Tomorrow is the day of the equinox, the first official day of winter which makes today the last day of Fall and since squash is a Fall vegetable I want to share two more recipes with this super versatile vegetable.

Squash, Yam and Potato Soup
1kg (2lb) cubed squash
2 medium yukon gold or any other potatoes
1 yam
scant tsp corriander seeds – crushed
for serving – grated gruyere cheese, ground corriander and sea salt.
1. Cube the yam, potatoes and squash into equal pieces; add water to cover – not more!

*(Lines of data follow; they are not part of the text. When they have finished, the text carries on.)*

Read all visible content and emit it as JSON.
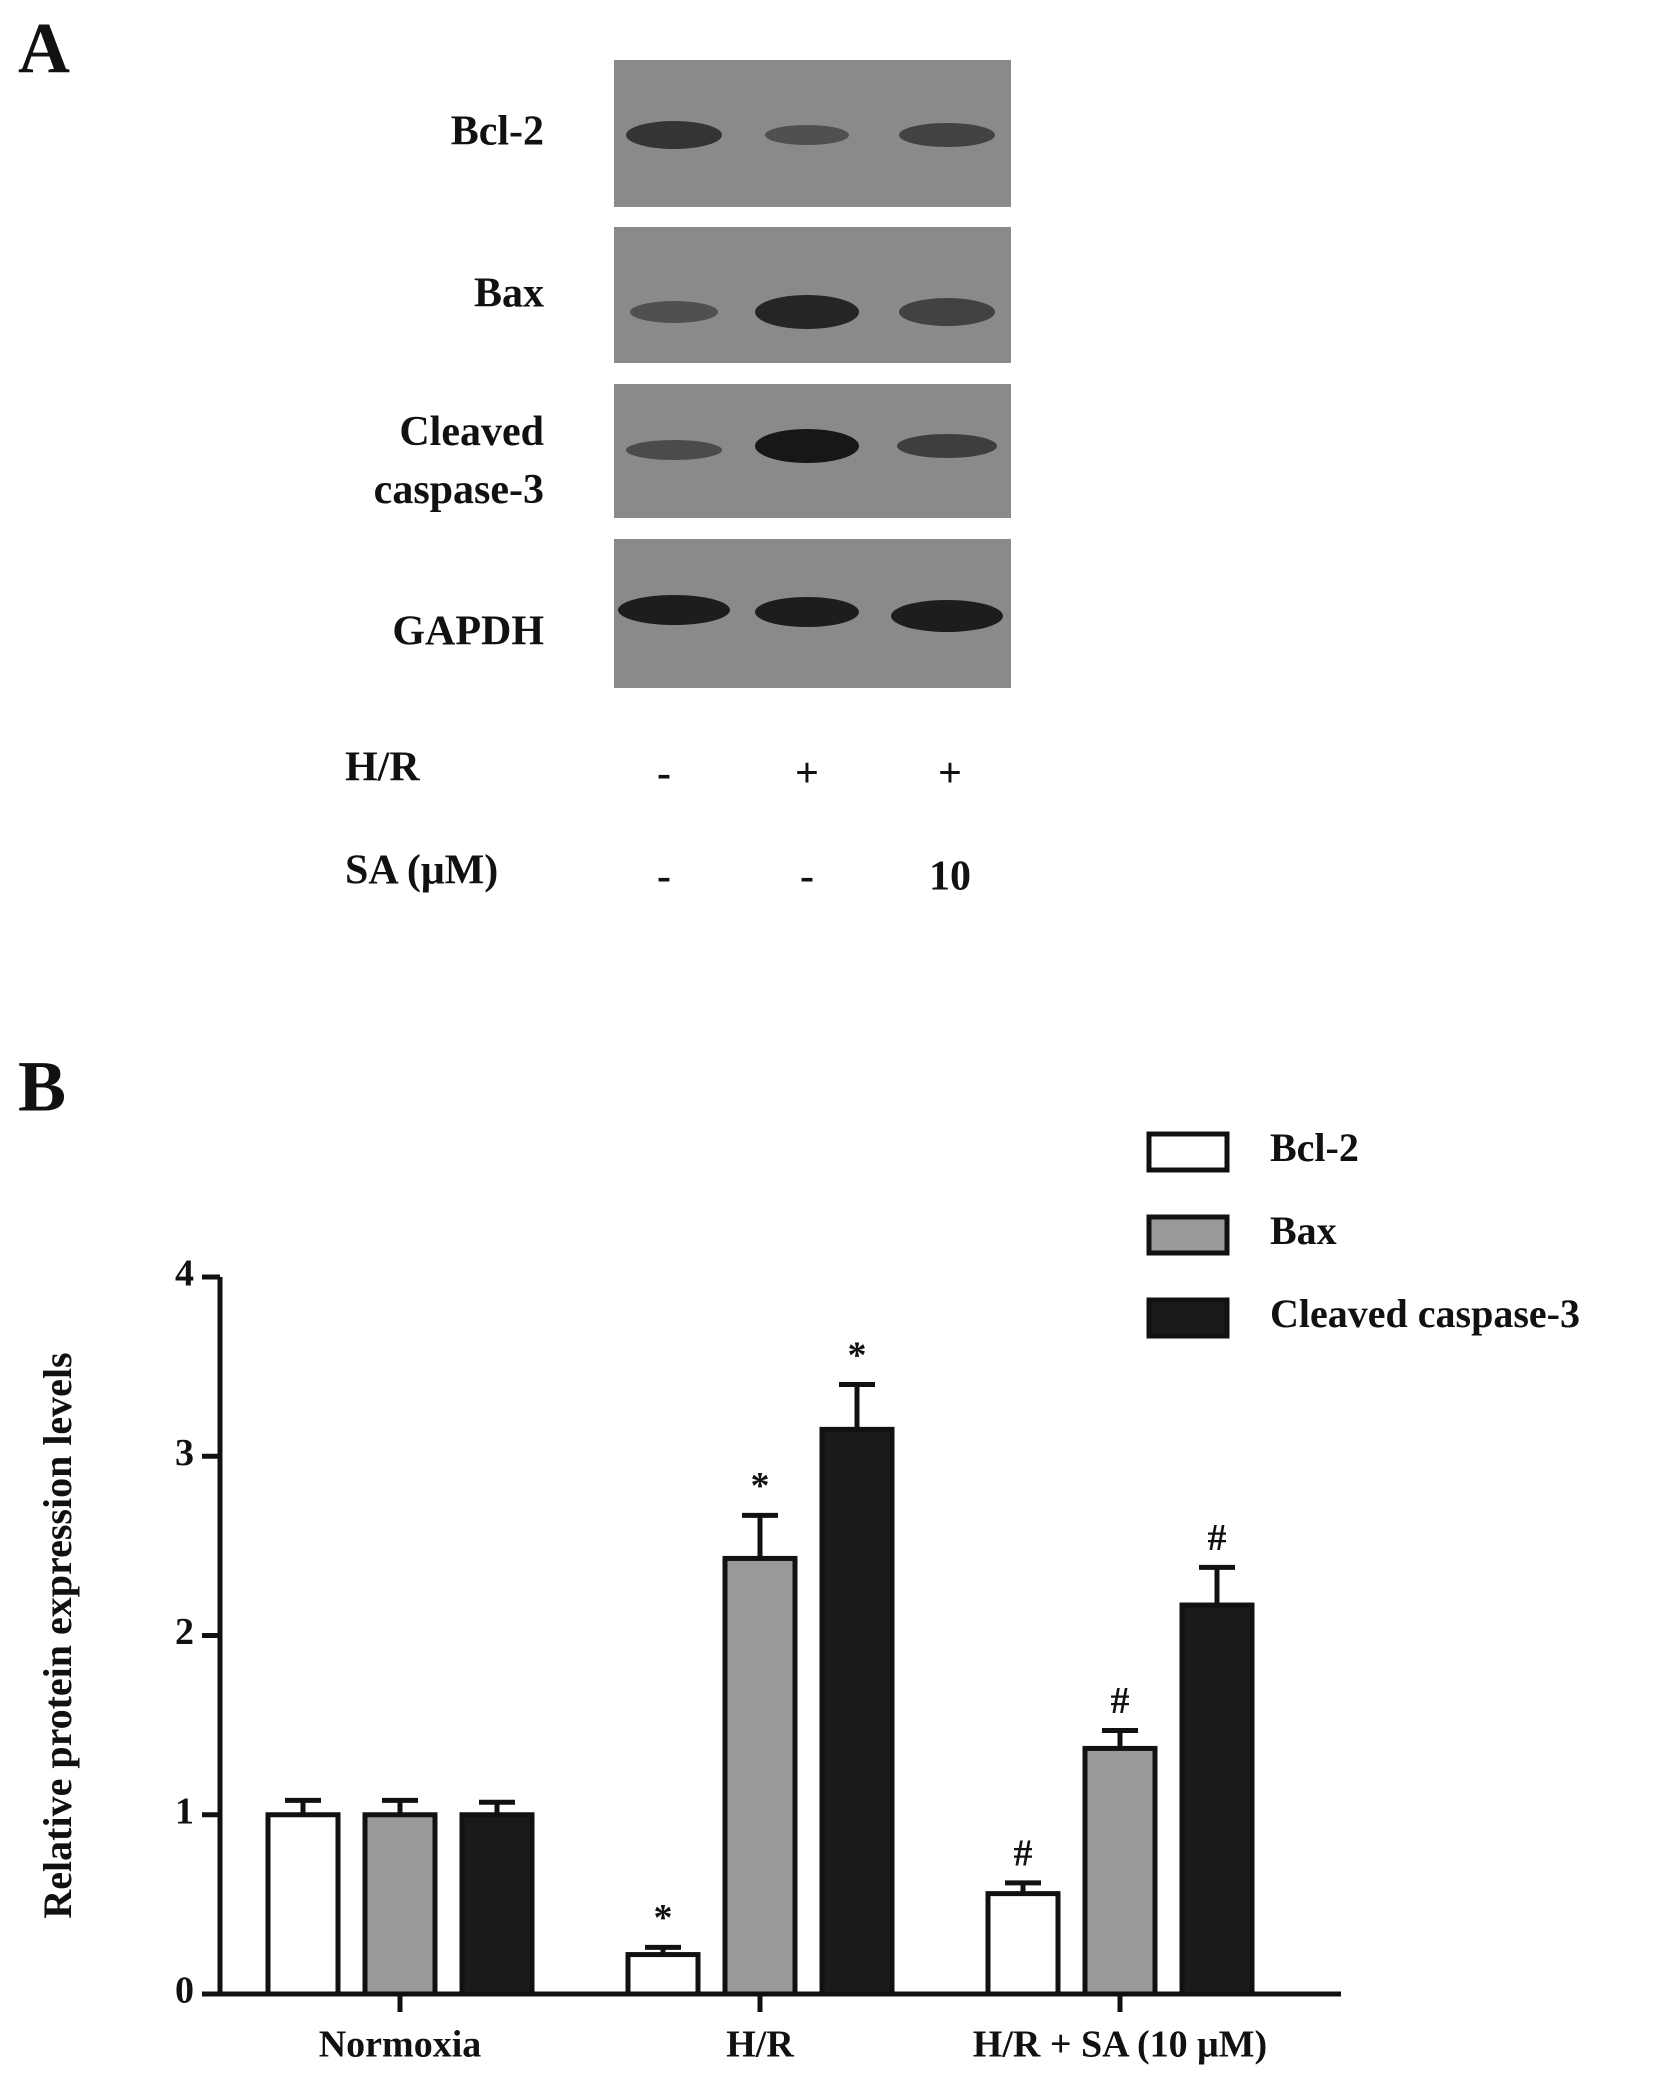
{
  "panel_a": {
    "label": "A",
    "blots": [
      "Bcl-2",
      "Bax",
      "Cleaved caspase-3",
      "GAPDH"
    ],
    "conditions": [
      {
        "name": "H/R",
        "values": [
          "-",
          "+",
          "+"
        ]
      },
      {
        "name": "SA (μM)",
        "values": [
          "-",
          "-",
          10
        ]
      }
    ]
  },
  "panel_b_label": "B",
  "chart_data": {
    "type": "bar",
    "y_label": "Relative protein expression levels",
    "categories": [
      "Normoxia",
      "H/R",
      "H/R + SA (10 μM)"
    ],
    "series": [
      {
        "name": "Bcl-2",
        "color": "#ffffff",
        "values": [
          1.0,
          0.22,
          0.56
        ],
        "errors": [
          0.08,
          0.04,
          0.06
        ],
        "annotations": [
          null,
          "*",
          "#"
        ]
      },
      {
        "name": "Bax",
        "color": "#999999",
        "values": [
          1.0,
          2.43,
          1.37
        ],
        "errors": [
          0.08,
          0.24,
          0.1
        ],
        "annotations": [
          null,
          "*",
          "#"
        ]
      },
      {
        "name": "Cleaved caspase-3",
        "color": "#1a1a1a",
        "values": [
          1.0,
          3.15,
          2.17
        ],
        "errors": [
          0.07,
          0.25,
          0.21
        ],
        "annotations": [
          null,
          "*",
          "#"
        ]
      }
    ],
    "ylim": [
      0,
      4
    ],
    "yticks": [
      0,
      1,
      2,
      3,
      4
    ],
    "grid": false,
    "legend": "top-right"
  }
}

2. Add coriander seeds – I use an infuser (just like the ones used for tea, the small metal ball with the holes) because I find that the food processor or immersion blender do not always get those and I don’t like encountering whole coriander seeds when I eat the soup. You can use cheese cloth instead – just make a little bundle :)
3. Cook until the vegetables are soft 20-30 minutes. Puree with an immersion blender or in your food processor until smooth.
4. serve with grated Gruyere, a sprinkle of sea salt and ground coriander.

Acorn Squash, Potato and Corn Puree
1. Preheat the oven to 450F
2. Cut your squash in half, remove the seeds and strings.
3. Put the squash together with 2 medium Yukon gold potatoes and roast until soft.
4. Scoop the flesh out of the squash.
5. Peel the potatoes.
6. Mash the squash and potatoes with a bit of butter, salt to taste and a small dash of nutmeg.
7. Mix in 1/2 a cup of corn kernels.
8. Return the puree into the empty squash shell or transfer into a baking dish; sprinkle some grated sweet Swiss cheese (like Emmental) on top and reheat in the oven melting the cheese at the same time.